Back in my late teens and early 20s, when I lacked the emotional maturity that I have now *ahem* I had very little female friends. I had female class mates and friends of friends, and I would talk to them and all but I wouldn’t call them friends. We don’t hang out just as friends; if I did hang out with girls, chances are that I was secretly in like with them.
I couldn’t handle being friends with a girl that I like but who’d only think of me as a friend. And if I didn’t like a girl, I didn’t see the point of being friends. Which is why when the movie “When Harry Met Sally” came out, I absolutely loved it. It spoke to me. The lines in it about how “men and women can’t be friends because the sex part always gets in the way” …
and this one was gold:
Harry Burns: Would you like to have dinner?… Just friends.
Sally Albright: I thought you didn’t believe men and women could be friends.
Harry Burns: When did I say that?
Sally Albright: On the ride to New York.
Harry Burns: No, no, no, I never said that… Yes, that’s right, they can’t be friends. Unless both of them are involved with other people, then they can… This is an amendment to the earlier rule. If the two people are in relationships, the pressure of possible involvement is lifted… That doesn’t work either, because what happens then is, the person you’re involved with can’t understand why you need to be friends with the person you’re just friends with. Like it means something is missing from the relationship and why do you have to go outside to get it? And when you say “No, no, no it’s not true, nothing is missing from the relationship,” the person you’re involved with then accuses you of being secretly attracted to the person you’re just friends with, which you probably are. I mean, come on, who the hell are we kidding, let’s face it. Which brings us back to the earlier rule before the amendment, which is men and women can’t be friends.
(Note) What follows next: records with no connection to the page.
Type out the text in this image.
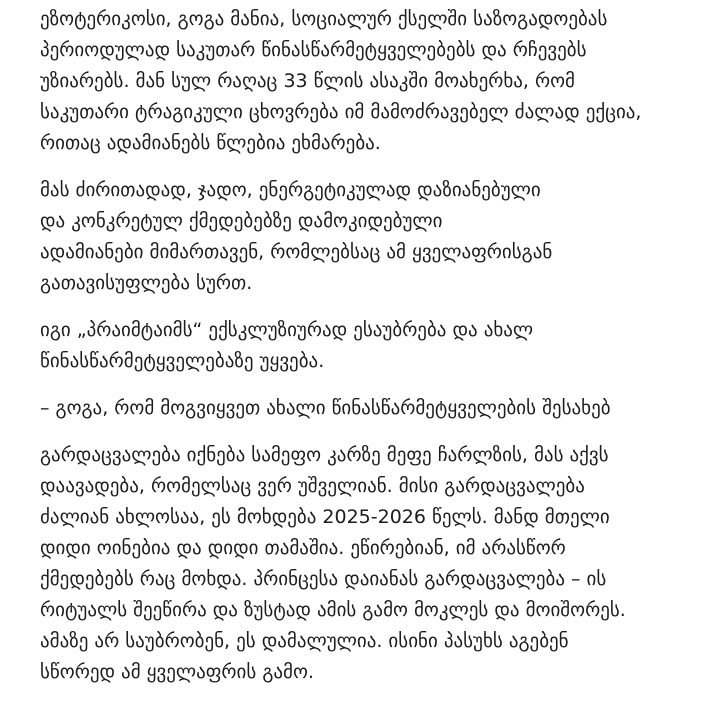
ეზოტერიკოსი, გოგა მანია, სოციალურ ქსელში საზოგადოებას
პერიოდულად საკუთარ წინასწარმეტყველებებს და რჩევებს
უზიარებს. მან სულ რაღაც 33 წლის ასაკში მოახერხა, რომ
საკუთარი ტრაგიკული ცხოვრება იმ მამოძრავებელ ძალად ექცია,
რითაც ადამიანებს წლებია ეხმარება.

მას ძირითადად, ჯადო, ენერგეტიკულად დაზიანებული
და კონკრეტულ ქმედებებზე დამოკიდებული
ადამიანები მიმართავენ, რომლებსაც ამ ყველაფრისგან
გათავისუფლება სურთ.

იგი „პრაიმტაიმს“ ექსკლუზიურად ესაუბრება და ახალ
წინასწარმეტყველებაზე უყვება.

– გოგა, რომ მოგვიყვეთ ახალი წინასწარმეტყველების შესახებ

გარდაცვალება იქნება სამეფო კარზე მეფე ჩარლზის, მას აქვს
დაავადება, რომელსაც ვერ უშველიან. მისი გარდაცვალება
ძალიან ახლოსაა, ეს მოხდება 2025-2026 წელს. მანდ მთელი
დიდი ოინებია და დიდი თამაშია. ეწირებიან, იმ არასწორ
ქმედებებს რაც მოხდა. პრინცესა დაიანას გარდაცვალება – ის
რიტუალს შეეწირა და ზუსტად ამის გამო მოკლეს და მოიშორეს.
ამაზე არ საუბრობენ, ეს დამალულია. ისინი პასუხს აგებენ
სწორედ ამ ყველაფრის გამო.
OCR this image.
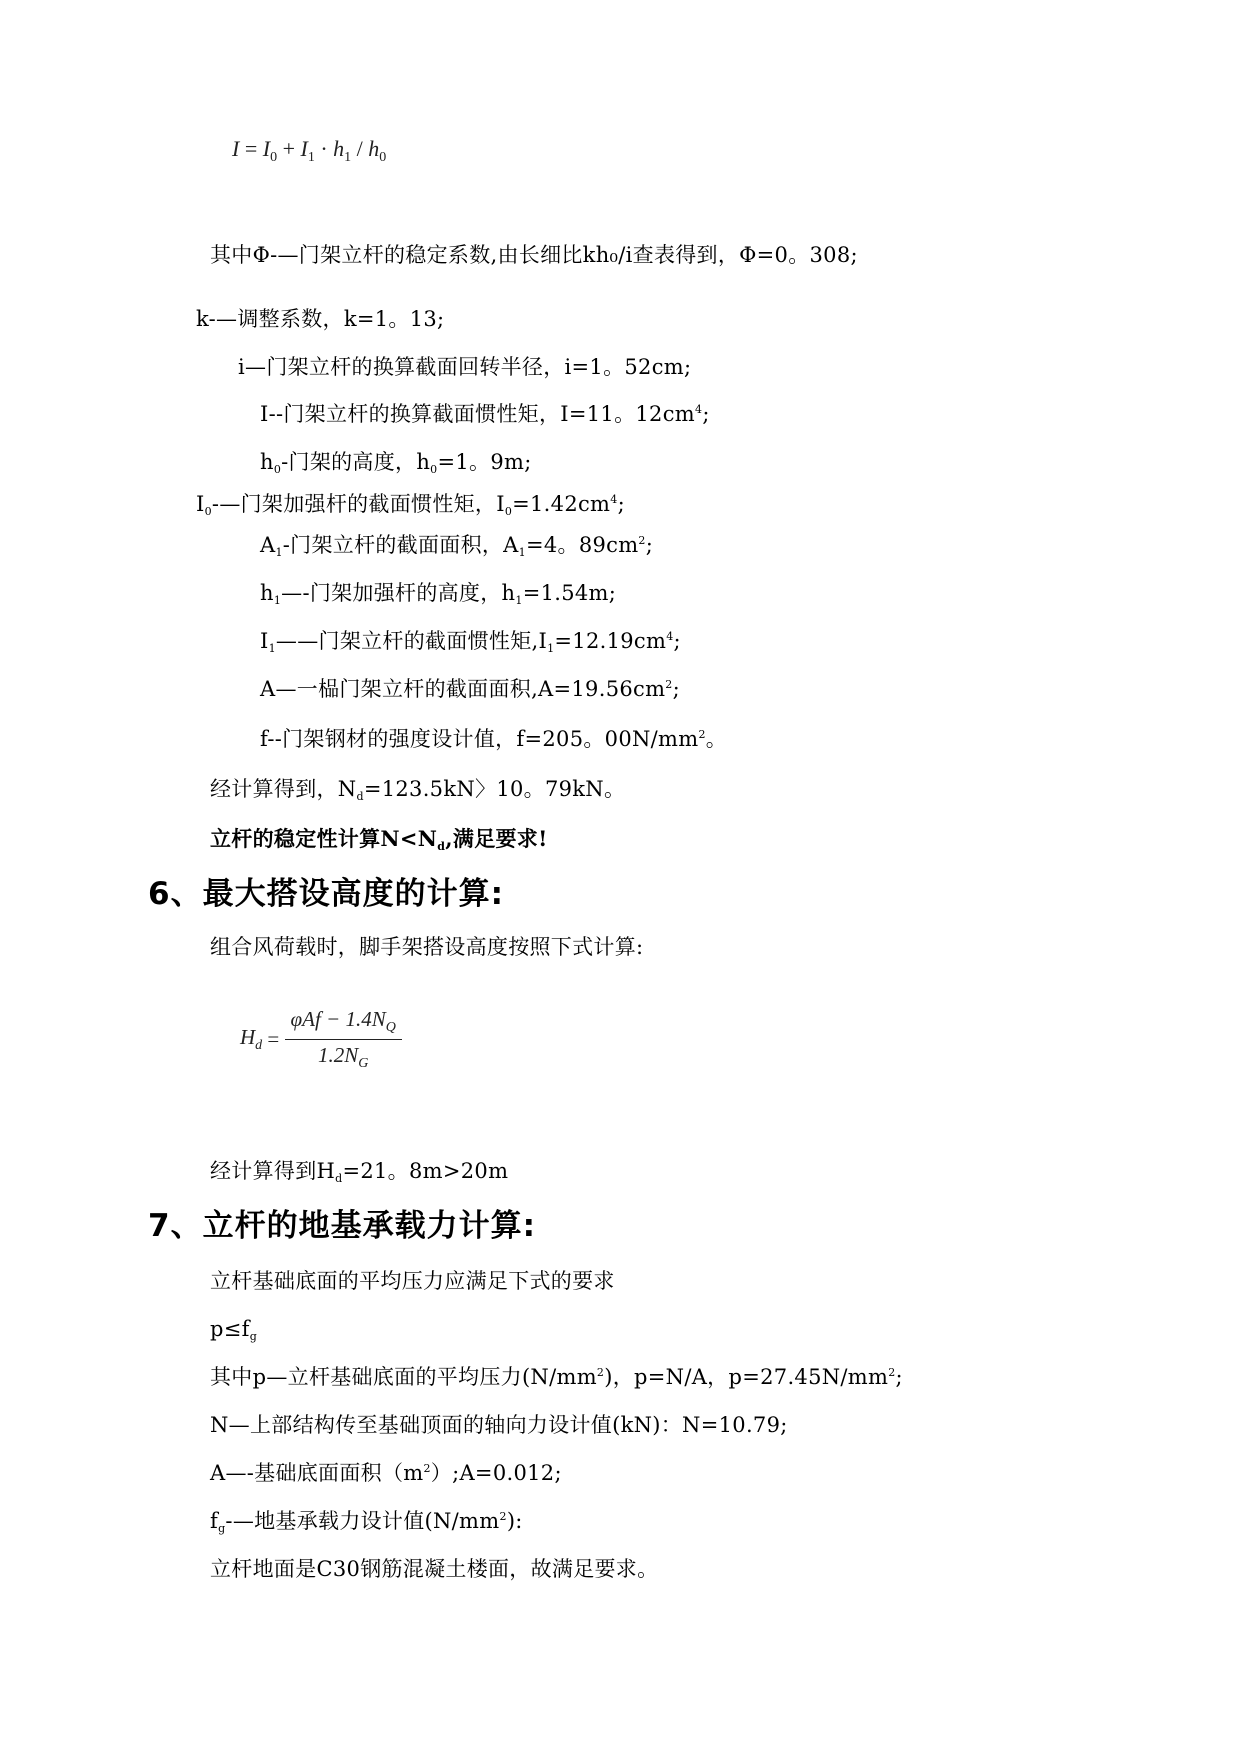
$I = I_0 + I_1 \cdot h_1 / h_0$
其中Φ-—门架立杆的稳定系数,由长细比kh₀/i查表得到，Φ=0。308;
k-—调整系数，k=1。13;
i—门架立杆的换算截面回转半径，i=1。52cm;
I--门架立杆的换算截面惯性矩，I=11。$12cm^4$;
$h_0-$门架的高度，$h_0=1$。9m;
$I_0-—$门架加强杆的截面惯性矩，$I_0=1.42cm^4$;
$A_1-$门架立杆的截面面积，$A_1=4$。$89cm^2$;
$h_1—-$门架加强杆的高度，$h_1=1.54m$;
$I_1——$门架立杆的截面惯性矩$,I_1=12.19cm^4$;
A—一榀门架立杆的截面面积$,A=19.56cm^2$;
f--门架钢材的强度设计值，f=205。$00N/mm^2$。
经计算得到，$N_d=123.5kN$〉10。79kN。
立杆的稳定性计算$N<N_d$,满足要求!
6、最大搭设高度的计算:
组合风荷载时，脚手架搭设高度按照下式计算:
$H_d = \frac{\varphi Af - 1.4N_Q}{1.2N_G}$
经计算得到$H_d=21$。8m>20m
7、立杆的地基承载力计算:
立杆基础底面的平均压力应满足下式的要求
$p\le f_g$
其中p—立杆基础底面的平均压力$(N/mm^2)$，p=N/A，$p=27.45N/mm^2$;
N—上部结构传至基础顶面的轴向力设计值(kN)：N=10.79;
A—-基础底面面积$(m^2);A=0.012$;
$f_g-—$地基承载力设计值$(N/mm^2)$:
立杆地面是C30钢筋混凝土楼面，故满足要求。
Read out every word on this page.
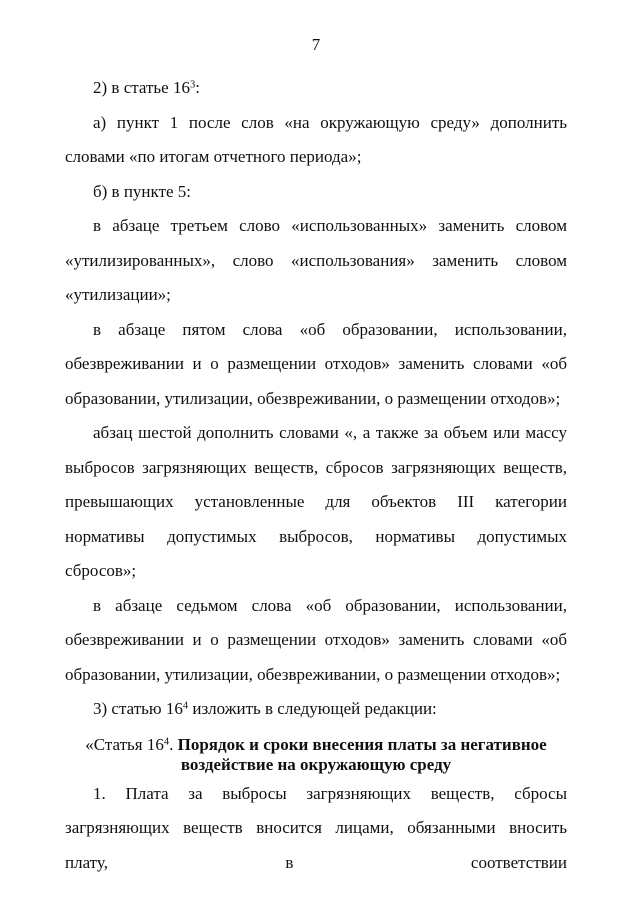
7

2) в статье $16^3$:

а) пункт 1 после слов «на окружающую среду» дополнить словами «по итогам отчетного периода»;

б) в пункте 5:

в абзаце третьем слово «использованных» заменить словом «утилизированных», слово «использования» заменить словом «утилизации»;

в абзаце пятом слова «об образовании, использовании, обезвреживании и о размещении отходов» заменить словами «об образовании, утилизации, обезвреживании, о размещении отходов»;

абзац шестой дополнить словами «, а также за объем или массу выбросов загрязняющих веществ, сбросов загрязняющих веществ, превышающих установленные для объектов III категории нормативы допустимых выбросов, нормативы допустимых сбросов»;

в абзаце седьмом слова «об образовании, использовании, обезвреживании и о размещении отходов» заменить словами «об образовании, утилизации, обезвреживании, о размещении отходов»;

3) статью $16^4$ изложить в следующей редакции:

«Статья $16^4$. Порядок и сроки внесения платы за негативное воздействие на окружающую среду

1. Плата за выбросы загрязняющих веществ, сбросы загрязняющих веществ вносится лицами, обязанными вносить плату, в соответствии
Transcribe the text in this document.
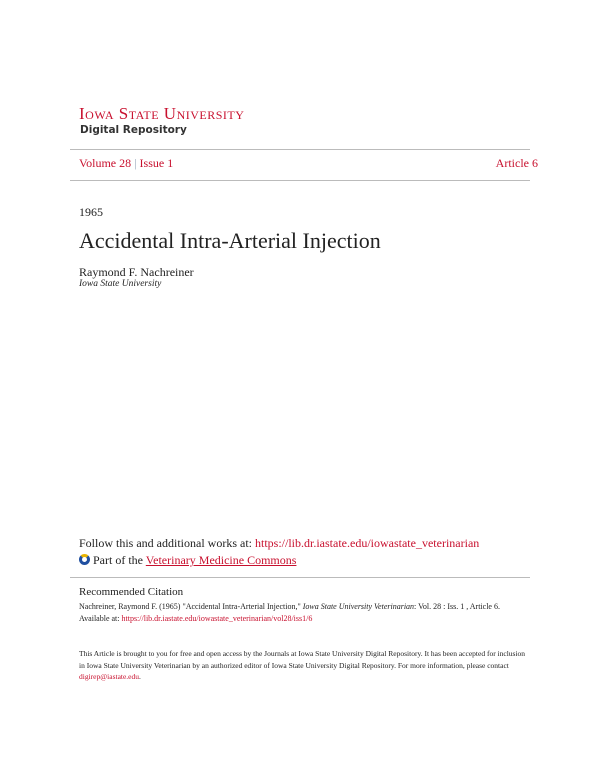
Iowa State University
Digital Repository
Volume 28 | Issue 1	Article 6
1965
Accidental Intra-Arterial Injection
Raymond F. Nachreiner
Iowa State University
Follow this and additional works at: https://lib.dr.iastate.edu/iowastate_veterinarian
Part of the Veterinary Medicine Commons
Recommended Citation
Nachreiner, Raymond F. (1965) "Accidental Intra-Arterial Injection," Iowa State University Veterinarian: Vol. 28 : Iss. 1 , Article 6.
Available at: https://lib.dr.iastate.edu/iowastate_veterinarian/vol28/iss1/6
This Article is brought to you for free and open access by the Journals at Iowa State University Digital Repository. It has been accepted for inclusion in Iowa State University Veterinarian by an authorized editor of Iowa State University Digital Repository. For more information, please contact
digirep@iastate.edu.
At the ripe old age of 34 (35 next month!), I’ve learnt a while ago that despite the subtle flirting and occasional sexual tension that exists, men and women can indeed be friends. Whether or not your partner allows you to maintain a close friendship with a member of the opposite sex remains a trickier proposition, and some handle it better than others.
But I can never be with someone who’s jealous and possessive anyway (I learnt that from my first relationship), not only because I love my female friends but also because no amount of free sex is worth it for the high level of maintenance that goes into being with a jealous woman.
Ok maybe 2 months tops. But that’s it.